Зулус говорил, как плакал, лицо его пошло пятнами, и даже жесткая щетка усов словно бы сникла, облепила губы; мужик на время потерял твердость духа, но этой минутой слабости в нем еще крепче укреплялась решимость жить по своему уму, по своей воле, ни в чем не уступая воровскому государству, но всячески обхитряя его.

– Эти власти обанкротили народ, пустили по миру с кошелкой... Наставили кругом Гаврошей, чтобы следили за нами, как псы цепные.

– И потому вы ненавидите Гавроша? – вкрадчивым голосом спросил я. – Вы ненавидите не самого Гавроша, а власть, что давит через него и не дает дышать.
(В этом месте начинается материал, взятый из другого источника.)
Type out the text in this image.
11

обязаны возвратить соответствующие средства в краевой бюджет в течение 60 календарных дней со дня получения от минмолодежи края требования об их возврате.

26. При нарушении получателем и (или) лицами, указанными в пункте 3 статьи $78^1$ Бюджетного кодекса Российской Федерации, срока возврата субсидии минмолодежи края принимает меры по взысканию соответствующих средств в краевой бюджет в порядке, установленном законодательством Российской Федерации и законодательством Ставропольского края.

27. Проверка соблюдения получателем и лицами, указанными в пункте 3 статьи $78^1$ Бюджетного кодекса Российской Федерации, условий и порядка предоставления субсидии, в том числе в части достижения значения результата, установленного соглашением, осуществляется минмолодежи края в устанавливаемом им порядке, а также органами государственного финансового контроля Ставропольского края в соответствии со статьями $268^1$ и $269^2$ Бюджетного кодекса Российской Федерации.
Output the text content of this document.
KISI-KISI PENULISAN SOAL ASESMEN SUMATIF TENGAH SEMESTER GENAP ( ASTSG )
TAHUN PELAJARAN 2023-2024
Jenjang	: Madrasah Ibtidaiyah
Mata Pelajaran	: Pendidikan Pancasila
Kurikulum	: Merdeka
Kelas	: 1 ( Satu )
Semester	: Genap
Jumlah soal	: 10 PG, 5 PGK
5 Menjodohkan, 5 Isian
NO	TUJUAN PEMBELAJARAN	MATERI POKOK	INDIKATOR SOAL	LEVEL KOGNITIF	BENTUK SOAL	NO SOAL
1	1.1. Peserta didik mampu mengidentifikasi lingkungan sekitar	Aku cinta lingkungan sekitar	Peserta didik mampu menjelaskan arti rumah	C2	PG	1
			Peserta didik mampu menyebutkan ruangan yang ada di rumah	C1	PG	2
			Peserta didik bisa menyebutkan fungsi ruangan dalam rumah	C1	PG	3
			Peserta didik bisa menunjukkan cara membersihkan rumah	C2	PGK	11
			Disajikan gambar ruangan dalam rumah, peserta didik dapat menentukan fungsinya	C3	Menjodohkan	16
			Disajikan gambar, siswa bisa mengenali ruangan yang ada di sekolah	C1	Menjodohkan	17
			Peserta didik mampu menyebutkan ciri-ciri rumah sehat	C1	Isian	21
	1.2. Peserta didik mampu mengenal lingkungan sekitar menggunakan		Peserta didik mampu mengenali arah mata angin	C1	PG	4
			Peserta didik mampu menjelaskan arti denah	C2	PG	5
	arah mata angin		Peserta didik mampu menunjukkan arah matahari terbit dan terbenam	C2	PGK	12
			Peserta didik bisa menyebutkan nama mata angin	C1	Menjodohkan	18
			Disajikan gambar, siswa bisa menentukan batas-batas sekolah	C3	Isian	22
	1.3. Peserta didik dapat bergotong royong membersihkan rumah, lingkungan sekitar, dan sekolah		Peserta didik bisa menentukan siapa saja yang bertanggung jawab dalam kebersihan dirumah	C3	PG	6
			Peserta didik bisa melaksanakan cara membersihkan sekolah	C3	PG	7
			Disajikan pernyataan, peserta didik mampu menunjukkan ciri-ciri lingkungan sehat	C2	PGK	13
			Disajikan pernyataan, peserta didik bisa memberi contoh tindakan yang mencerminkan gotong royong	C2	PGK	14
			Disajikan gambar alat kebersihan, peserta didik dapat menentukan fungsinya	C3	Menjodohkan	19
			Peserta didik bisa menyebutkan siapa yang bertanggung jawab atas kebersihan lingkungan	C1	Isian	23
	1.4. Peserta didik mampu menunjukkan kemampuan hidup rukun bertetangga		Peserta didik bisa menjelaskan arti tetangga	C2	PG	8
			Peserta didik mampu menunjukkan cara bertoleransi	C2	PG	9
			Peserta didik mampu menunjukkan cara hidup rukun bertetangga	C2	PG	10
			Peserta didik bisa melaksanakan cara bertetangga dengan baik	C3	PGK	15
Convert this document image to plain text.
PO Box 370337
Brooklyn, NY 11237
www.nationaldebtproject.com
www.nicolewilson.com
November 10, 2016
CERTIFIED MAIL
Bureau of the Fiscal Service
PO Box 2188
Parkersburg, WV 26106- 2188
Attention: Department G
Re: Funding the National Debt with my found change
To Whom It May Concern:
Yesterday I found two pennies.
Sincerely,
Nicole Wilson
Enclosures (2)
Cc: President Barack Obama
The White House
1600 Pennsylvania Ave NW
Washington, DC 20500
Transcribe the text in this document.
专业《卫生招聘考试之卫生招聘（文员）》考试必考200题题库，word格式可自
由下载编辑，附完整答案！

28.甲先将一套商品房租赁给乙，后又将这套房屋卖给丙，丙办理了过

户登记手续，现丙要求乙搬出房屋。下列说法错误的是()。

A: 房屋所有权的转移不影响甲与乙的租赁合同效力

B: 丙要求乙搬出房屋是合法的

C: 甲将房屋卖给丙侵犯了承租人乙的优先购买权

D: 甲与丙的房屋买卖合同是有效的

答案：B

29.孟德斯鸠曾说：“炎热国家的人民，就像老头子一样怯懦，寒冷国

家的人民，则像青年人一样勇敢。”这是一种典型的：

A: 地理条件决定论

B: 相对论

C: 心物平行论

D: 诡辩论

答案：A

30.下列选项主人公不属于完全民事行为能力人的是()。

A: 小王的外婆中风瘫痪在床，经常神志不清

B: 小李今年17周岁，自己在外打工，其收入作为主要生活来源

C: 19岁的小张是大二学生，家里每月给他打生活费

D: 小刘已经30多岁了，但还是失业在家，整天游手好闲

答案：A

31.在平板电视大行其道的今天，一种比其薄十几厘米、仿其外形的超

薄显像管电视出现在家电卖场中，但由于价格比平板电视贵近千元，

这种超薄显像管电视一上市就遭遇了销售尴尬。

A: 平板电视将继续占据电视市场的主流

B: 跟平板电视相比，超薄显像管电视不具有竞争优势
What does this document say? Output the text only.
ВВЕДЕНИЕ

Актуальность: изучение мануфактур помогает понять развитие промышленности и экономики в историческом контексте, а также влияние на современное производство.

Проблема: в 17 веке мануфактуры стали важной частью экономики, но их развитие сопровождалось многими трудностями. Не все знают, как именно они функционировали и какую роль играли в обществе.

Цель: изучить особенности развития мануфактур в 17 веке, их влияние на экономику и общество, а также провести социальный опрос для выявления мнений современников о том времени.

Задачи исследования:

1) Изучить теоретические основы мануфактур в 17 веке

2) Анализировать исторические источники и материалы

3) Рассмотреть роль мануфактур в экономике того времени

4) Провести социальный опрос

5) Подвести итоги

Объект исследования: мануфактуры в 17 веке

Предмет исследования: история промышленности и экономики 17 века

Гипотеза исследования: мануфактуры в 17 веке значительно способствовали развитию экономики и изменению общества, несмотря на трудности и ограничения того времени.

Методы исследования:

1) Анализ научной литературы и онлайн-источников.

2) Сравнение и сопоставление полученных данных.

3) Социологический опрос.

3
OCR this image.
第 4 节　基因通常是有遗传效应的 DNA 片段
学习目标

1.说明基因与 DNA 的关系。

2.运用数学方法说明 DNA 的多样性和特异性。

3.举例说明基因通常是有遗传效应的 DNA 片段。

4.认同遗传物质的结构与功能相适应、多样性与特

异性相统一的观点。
– Ссучился он, твой Гаврош... Да ср... я хотел на него. Ты понял?! – снова вспылил Зулус. – Сам с телушку, а хрен с полушку. Рылом не вышел пацан, чтобы под себя равнять. Под пулями не бегивал, в окопах не леживал... Он у афганца ружье отнял, собака. Да у меня этих ружей!.. – Зулус запнулся, воровато поогляделся, нет ли возле чужих, задержал, взгляд на мне, глаза стали снова как два ружейных дульца. – При Сталине в каждом доме было два-три ружья. Висели на стенах, да. Ими стены украшали. Оружием гордились. Мне двенадцать лет было, когда отец одностволку шестнадцатого калибра подарил. Вывел за порог, показал на лес и говорит: "Ступай и без добычи не приходи. Я – косорукий, охотиться не могу, вас у меня много, и теперь ты за добытчика..." И никаких тебе документов, никаких сейфов, чтобы хранить ружья, никаких справок и бумажек из больниц, что ты не глухой и не слепой, не наркоман и не сифилитик, что у тебя стучит сердце и екает селезенка. Ни фига не надо было... Вот тебе и Сталин. "Тиран" кричат, "тиран", свободы не было. Для раздолбаев он был, наверное, тиран. А сейчас свободы вашей долбаной – выше крыши, нажрались, но нет никаких прав и нет воли. И потому стреляют из-за каждого угла, затаились за железными дверьми, завели свирепых собак. Ну?.. И все – прахом. Стреляют. А в телевизоре окопалась одна шпана, которой место на нарах иль в Чечне. Всякие Сванидзе, Стервидзе, Киселидзе, Онанидзе. Их бы на недельку в окопы, в грязь, под бомбежку. Я бы посмотрел на этих телевизионных красоток...

– Папа, выбирай слова, – строго перебила Татьяна. Она была для отца за цензора. И отец, на удивление, оборвал речь, потому что его решительно потянуло на матерки, а в этих выражениях русский мужик чрезвычайно оборотист и занозист.

– Значит, при Сталине в людях было больше Бога, чем сейчас, – вдруг нашелся я, удивившись точности неожиданной мысли. – Церквей было много меньше, а Бога – куда больше. Сейчас храмов кругом понаставили, но туда поспешил ростовщик, убийца и плут, кто успел ободрать народ как липку, а нынче встали к аналою со свечками, поближе к батюшке. Бог не запрещает убивать. Он попускает человека и на этот страшный грех. Убивай, если так хочется, если невтерпеж. Но смотри... Вы правы, Федор Иванович. В каждой русской семье, наверное, при Сталине хранились ружья, и никто их не ревизовал и не отбирал, и редкостью великой было, чтобы кого-то убивали на селе. Вся округа знала про это несчастье и долго помнила. Да я и сам из деревни родом. Я первое ружье купил в тринадцать лет в конторе "Заготживсырье", и никто не спрашивал у меня документов. Значит, трупами нынче устилают Россию не потому, что на руках много оружия, а значит, его надо обязательно засунуть в сейф, узаконить, уконтролить, обеспечить медицинской справкою, но оттого, что человек побежал от Бога, удивительно быстро побежал. Осеняя себя крестом, поклоняясь Христу, он побежал к пагубам, оставляя жалость по ближнему тут же, в храме, даже не донеся ее до паперти. Особенно поспешил молодяжка, у которого длинные ноги, сильные руки и жестокое сердце, свободное от Бога. Молодяжка-горбачевец и молодяжка-ельциновец. Разве не так?.. А вы что думаете об этом? – спросил я у Татьяниного мужа, чтобы понять ход его мыслей и как бы выставить оценку за способности. И в этом вопросе таился свой корыстный умысел.

– Никак не думаю, – коротко отозвался Илья.

– А кем вы работаете?

– Я геолог... По углям специалист. По особым углям, – ухмыльнулся Илья, будто сказал что-то двусмысленное, касающееся женщин.